In order to be able to make a recommendation for the new computing 
system in the Digital Control Laboratory, this thesis investigated the 
general subject of program relocation in a multiprogramming environment. 
Four methods of program relocation were identified and analyzed: 

a) "No relocation", now used, for example, on the General 
Electric Company’s commercial time-sharing system; 

b) Relocating register, successfully employed at The RAND 
Corporation ; 

c) Blocks and pages, featured in the SDS 940; and 

d) Segmentation, implemented in the IBM System/360, Model 67. 
Basic upon the D.C.L.’s specific requirements, a recommendation for use 
of "no relocation" was made. Thus the announced aim of the thesis was 
achieved . 

One general conclusion other than the recommendation was reached 
during the writing of this thesis.
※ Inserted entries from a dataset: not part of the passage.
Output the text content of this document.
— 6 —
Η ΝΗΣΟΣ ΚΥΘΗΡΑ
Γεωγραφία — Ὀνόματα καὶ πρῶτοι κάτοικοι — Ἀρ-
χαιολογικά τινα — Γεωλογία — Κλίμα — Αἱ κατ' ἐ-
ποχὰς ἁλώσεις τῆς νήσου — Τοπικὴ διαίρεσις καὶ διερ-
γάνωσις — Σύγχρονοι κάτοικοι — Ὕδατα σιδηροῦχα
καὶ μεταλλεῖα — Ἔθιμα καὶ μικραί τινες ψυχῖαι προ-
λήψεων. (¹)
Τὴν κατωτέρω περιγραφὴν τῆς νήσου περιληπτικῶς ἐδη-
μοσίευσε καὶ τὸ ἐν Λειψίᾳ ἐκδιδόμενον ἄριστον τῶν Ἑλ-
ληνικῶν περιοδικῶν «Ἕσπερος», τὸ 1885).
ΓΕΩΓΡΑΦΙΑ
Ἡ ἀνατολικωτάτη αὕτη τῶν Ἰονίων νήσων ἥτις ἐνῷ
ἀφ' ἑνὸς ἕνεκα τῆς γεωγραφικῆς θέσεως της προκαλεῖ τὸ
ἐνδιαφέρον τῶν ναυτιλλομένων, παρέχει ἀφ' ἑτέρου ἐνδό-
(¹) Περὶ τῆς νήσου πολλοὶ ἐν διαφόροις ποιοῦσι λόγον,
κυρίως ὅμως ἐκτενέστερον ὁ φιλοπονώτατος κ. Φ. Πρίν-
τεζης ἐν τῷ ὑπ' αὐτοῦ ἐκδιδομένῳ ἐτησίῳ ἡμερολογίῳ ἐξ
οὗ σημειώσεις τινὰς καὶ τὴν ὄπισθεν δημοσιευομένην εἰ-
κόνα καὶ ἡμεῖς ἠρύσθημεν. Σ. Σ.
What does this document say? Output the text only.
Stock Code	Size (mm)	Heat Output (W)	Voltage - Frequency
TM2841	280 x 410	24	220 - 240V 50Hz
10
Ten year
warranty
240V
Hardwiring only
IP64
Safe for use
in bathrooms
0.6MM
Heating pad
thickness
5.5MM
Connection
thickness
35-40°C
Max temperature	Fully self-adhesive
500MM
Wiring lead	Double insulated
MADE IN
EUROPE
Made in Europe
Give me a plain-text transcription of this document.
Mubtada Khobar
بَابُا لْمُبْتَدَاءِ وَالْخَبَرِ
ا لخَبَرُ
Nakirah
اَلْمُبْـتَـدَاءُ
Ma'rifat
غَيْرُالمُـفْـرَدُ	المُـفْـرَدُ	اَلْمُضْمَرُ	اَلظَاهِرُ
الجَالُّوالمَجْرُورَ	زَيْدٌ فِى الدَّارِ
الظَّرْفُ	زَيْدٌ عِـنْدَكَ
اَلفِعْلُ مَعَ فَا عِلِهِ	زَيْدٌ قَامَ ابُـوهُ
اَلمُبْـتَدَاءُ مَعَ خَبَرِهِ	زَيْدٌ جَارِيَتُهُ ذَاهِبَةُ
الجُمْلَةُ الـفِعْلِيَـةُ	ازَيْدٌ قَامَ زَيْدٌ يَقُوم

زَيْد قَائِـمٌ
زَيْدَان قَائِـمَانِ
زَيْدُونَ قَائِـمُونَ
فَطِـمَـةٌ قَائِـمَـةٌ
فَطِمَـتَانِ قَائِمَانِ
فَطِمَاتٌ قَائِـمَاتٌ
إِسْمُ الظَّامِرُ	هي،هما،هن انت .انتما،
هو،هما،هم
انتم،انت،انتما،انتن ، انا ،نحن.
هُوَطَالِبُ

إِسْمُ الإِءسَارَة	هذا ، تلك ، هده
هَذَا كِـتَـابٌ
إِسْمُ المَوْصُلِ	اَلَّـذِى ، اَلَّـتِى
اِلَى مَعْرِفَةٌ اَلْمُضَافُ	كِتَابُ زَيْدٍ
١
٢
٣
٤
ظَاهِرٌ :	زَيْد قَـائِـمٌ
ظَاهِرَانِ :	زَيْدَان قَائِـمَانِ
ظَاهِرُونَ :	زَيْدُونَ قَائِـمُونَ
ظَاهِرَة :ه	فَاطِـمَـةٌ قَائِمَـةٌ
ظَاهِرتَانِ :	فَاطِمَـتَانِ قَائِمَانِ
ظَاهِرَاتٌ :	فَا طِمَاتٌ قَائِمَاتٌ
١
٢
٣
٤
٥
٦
As research progressed, it became 
evident that the technical elegance, ih itself, of a relocation technique 
is a very poor criterion upon which to base a choice of method for a 
particular system, such as the D.C.L. First, the more elegant the method, 
the more complex its implementation. Second, the relocation methods 
studied all differ in elegance, yet each has found practical application. 
The reason for this is that far more important factors than elegance are 
found in the environment and features of the target system. What was 
learned in the writing of this thesis is that these factors must be iden- 
tified, for they, properly, will affect most the choice of relocation 
method. Technical elegance is a secondary consideration.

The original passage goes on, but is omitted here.